The ideal number of bash scripts in my toolchain is zero. ;-)

So conceptually, it would look like this... loosely translated... but I mean it's the same concept.

import os
import shutils
from datetime import datetime

now = datetime.now()
DB_BACKUP_ROOT = "{}/db-{}-{}-{}".format(sys.argv[1], now.year, now.month, now.day)
DB_BACKUP_ROOT_MONTHLY="{}/db-monthly".format(sys.argv[1])

if not os.path.exists(DB_BACKUP_ROOT):
    os.makedirs(DB_BACKUP_ROOT)

# Remove backup folders older than 10 days
for node in os.listdir(sys.argv[1]):
    fullpath = os.path.join(sys.argv[1], node)
    if os.path.isdir(fullpath):
        (mode, ino, dev, nlink, uid, gid, size, atime, mtime, ctime) = os.stat(fullpath)
        if (now - time.ctime(mtime)).days > 10:
            shutils.rmtree(fullpath)

# Put your own logic here, like calling dbbackup
# ...

if len(sys.argv) > 1 and sys.argv[2] == "--monthly":
    shutil.copy(DB_BACKUP_ROOT, DB_BACKUP_ROOT_MONTHLY)
andybak commented 9 years ago

That seems to be just "remove backups older than x"

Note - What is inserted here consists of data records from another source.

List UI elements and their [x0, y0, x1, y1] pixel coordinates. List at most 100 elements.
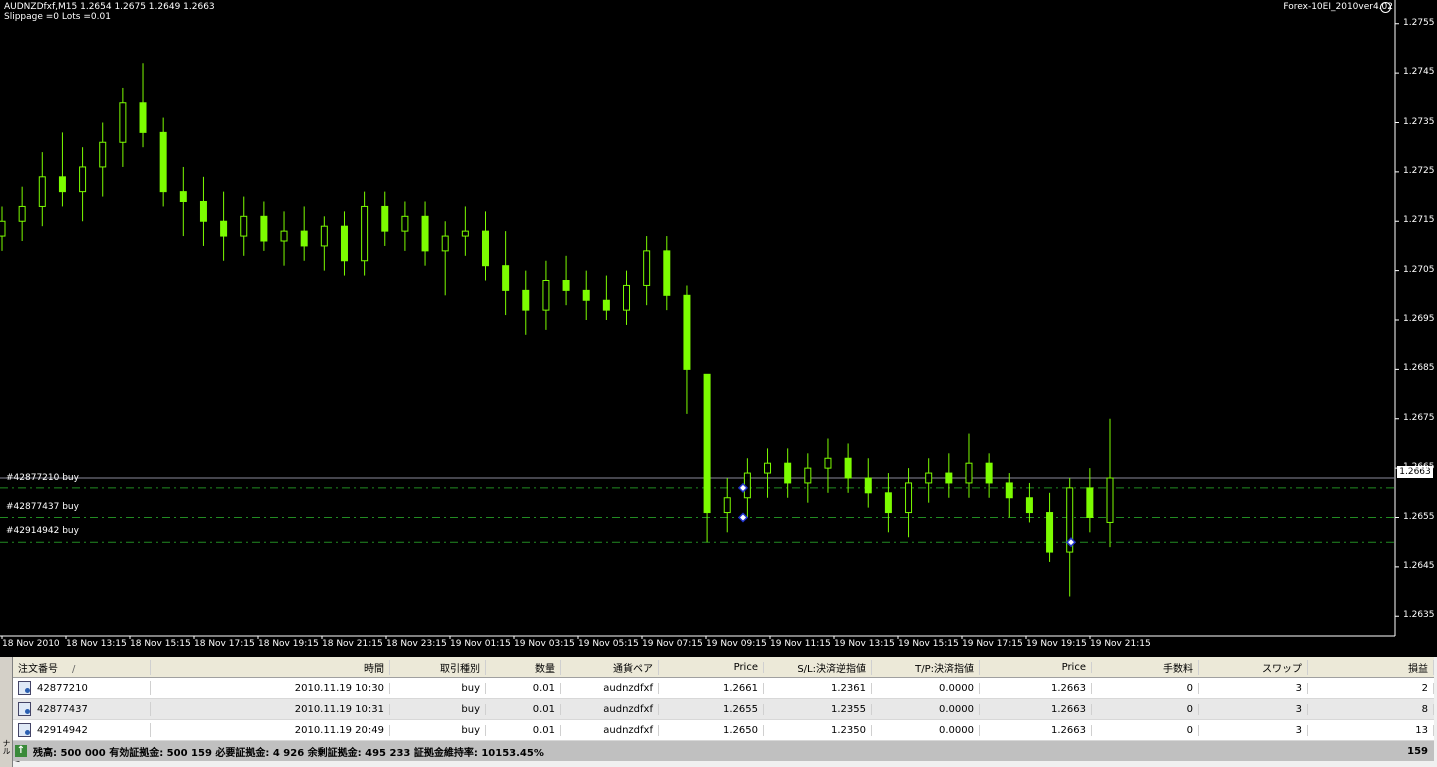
x-tick-label: 19 Nov 11:15 — [770, 639, 831, 649]
candle-body — [804, 467, 812, 484]
candle-body — [119, 102, 127, 143]
candle-body — [240, 215, 248, 237]
account-summary-row: ↑ 残高: 500 000 有効証拠金: 500 159 必要証拠金: 4 92… — [13, 741, 1434, 761]
expert-advisor-name: Forex-10EI_2010ver4.02 — [1283, 2, 1393, 12]
candle-body — [361, 205, 369, 262]
x-tick-label: 18 Nov 15:15 — [130, 639, 191, 649]
table-row[interactable]: 42877437 2010.11.19 10:31 buy 0.01 audnz… — [13, 699, 1434, 720]
candle-body — [461, 230, 469, 237]
column-header[interactable]: 取引種別 — [390, 659, 486, 675]
x-tick-label: 18 Nov 2010 — [2, 639, 60, 649]
candle-body — [139, 102, 147, 133]
column-header[interactable]: Price — [980, 661, 1092, 673]
column-header[interactable]: 注文番号 / — [13, 659, 151, 675]
candlestick-plot[interactable] — [0, 0, 1437, 657]
candle-body — [1106, 477, 1114, 523]
candle-body — [381, 205, 389, 232]
x-tick-label: 19 Nov 01:15 — [450, 639, 511, 649]
candle-body — [99, 141, 107, 168]
table-row[interactable]: 42877210 2010.11.19 10:30 buy 0.01 audnz… — [13, 678, 1434, 699]
x-tick-label: 19 Nov 07:15 — [642, 639, 703, 649]
x-tick-label: 19 Nov 05:15 — [578, 639, 639, 649]
candle-body — [421, 215, 429, 252]
candle-body — [602, 299, 610, 311]
order-label[interactable]: #42877437 buy — [6, 502, 79, 512]
y-tick-label: 1.2725 — [1403, 165, 1435, 176]
x-tick-label: 19 Nov 19:15 — [1026, 639, 1087, 649]
y-tick-label: 1.2655 — [1403, 511, 1435, 522]
candle-body — [1025, 497, 1033, 514]
column-header[interactable]: T/P:決済指値 — [872, 659, 980, 675]
y-tick-label: 1.2755 — [1403, 17, 1435, 28]
candle-body — [401, 215, 409, 232]
account-summary-text: 残高: 500 000 有効証拠金: 500 159 必要証拠金: 4 926 … — [33, 747, 544, 759]
total-profit: 159 — [1407, 745, 1428, 757]
candle-body — [844, 457, 852, 479]
trade-table: 注文番号 / 時間 取引種別 数量 通貨ペア Price S/L:決済逆指値 T/… — [13, 657, 1434, 761]
candle-body — [985, 462, 993, 484]
sort-indicator-icon: / — [72, 663, 76, 675]
column-header[interactable]: スワップ — [1199, 659, 1308, 675]
x-tick-label: 19 Nov 09:15 — [706, 639, 767, 649]
candle-body — [683, 294, 691, 370]
candle-body — [945, 472, 953, 484]
candle-body — [824, 457, 832, 469]
column-header[interactable]: 手数料 — [1092, 659, 1199, 675]
terminal-panel: ターミナル 注文番号/ 時間 取引種別 数量 通貨ペア Price S/L:決済… — [0, 657, 1437, 767]
candle-body — [703, 373, 711, 514]
candle-body — [582, 289, 590, 301]
x-tick-label: 19 Nov 21:15 — [1090, 639, 1151, 649]
x-tick-label: 18 Nov 23:15 — [386, 639, 447, 649]
candle-body — [1005, 482, 1013, 499]
chart-settings-line: Slippage =0 Lots =0.01 — [4, 12, 111, 22]
table-row[interactable]: 42914942 2010.11.19 20:49 buy 0.01 audnz… — [13, 720, 1434, 741]
candle-body — [58, 176, 66, 193]
x-tick-label: 19 Nov 17:15 — [962, 639, 1023, 649]
candle-body — [38, 176, 46, 207]
candle-body — [502, 265, 510, 291]
candle-body — [1086, 487, 1094, 518]
x-tick-label: 19 Nov 03:15 — [514, 639, 575, 649]
column-header[interactable]: S/L:決済逆指値 — [764, 659, 872, 675]
candle-body — [905, 482, 913, 514]
candle-body — [481, 230, 489, 267]
candle-body — [643, 250, 651, 286]
up-arrow-icon[interactable]: ↑ — [15, 745, 27, 757]
order-icon — [18, 702, 31, 716]
smiley-icon[interactable] — [1380, 2, 1391, 13]
candle-body — [300, 230, 308, 247]
column-header[interactable]: Price — [659, 661, 764, 673]
candle-body — [522, 289, 530, 311]
candle-body — [764, 462, 772, 474]
candle-body — [965, 462, 973, 484]
candle-body — [663, 250, 671, 296]
y-tick-label: 1.2635 — [1403, 610, 1435, 621]
candle-body — [623, 284, 631, 311]
candle-body — [260, 215, 268, 242]
candle-body — [340, 225, 348, 262]
candle-body — [79, 166, 87, 193]
column-header[interactable]: 時間 — [151, 659, 390, 675]
chart-symbol-line: AUDNZDfxf,M15 1.2654 1.2675 1.2649 1.266… — [4, 2, 215, 12]
column-header[interactable]: 数量 — [486, 659, 561, 675]
price-chart[interactable]: AUDNZDfxf,M15 1.2654 1.2675 1.2649 1.266… — [0, 0, 1437, 657]
candle-body — [0, 220, 6, 237]
column-header[interactable]: 損益 — [1308, 659, 1434, 675]
candle-body — [784, 462, 792, 484]
candle-body — [864, 477, 872, 494]
terminal-sidebar[interactable]: ターミナル — [0, 657, 22, 767]
candle-body — [1046, 512, 1054, 553]
candle-body — [280, 230, 288, 242]
candle-body — [220, 220, 228, 237]
y-tick-label: 1.2715 — [1403, 215, 1435, 226]
y-tick-label: 1.2665 — [1403, 462, 1435, 473]
order-label[interactable]: #42914942 buy — [6, 526, 79, 536]
y-tick-label: 1.2745 — [1403, 67, 1435, 78]
column-header[interactable]: 通貨ペア — [561, 659, 659, 675]
x-tick-label: 18 Nov 17:15 — [194, 639, 255, 649]
y-tick-label: 1.2735 — [1403, 116, 1435, 127]
order-label[interactable]: #42877210 buy — [6, 473, 79, 483]
x-tick-label: 19 Nov 13:15 — [834, 639, 895, 649]
y-tick-label: 1.2685 — [1403, 363, 1435, 374]
order-entry-marker[interactable] — [737, 512, 749, 523]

benjaoming commented 9 years ago

@andybak the last line of code makes a snapshot of the latest and copies it to monthly backups. But this is just an example of expressing your custom scheduling/retention needs in a Python script.

I think it's about drawing a clear line in the sand to the user and say:

Look, if you want to just quickly dump backups of your database and media files (i.e. all data of a project), then here are the tools. If you want to schedule it in a specific way and have retention on various levels, you're better off writing a script and using tools like rsync and crontab.

Like, what would you do if the user wants monthly data stored on server A and other backups on server B? What if they wanna only backup depending on file size? What if they want their monthlies as complete snapshots and weeklies as incremental? What if they wanna exclude all *.cache files? What if they don't want backups on Sundays? What if a once-per-hour job takes over one hour? What if you have one single mission-critical database that you need backed up every 10 minutes?

We're not here to solve all that, because other tools do so much better :)

But I love to see another django backup tool and other approaches to this! Backup is a broad area so I'm sure there's room for lots of POVs :)

andybak commented 9 years ago

This has been a useful discussion then and it's made it clear there's still a place for django-backup as it has different aims.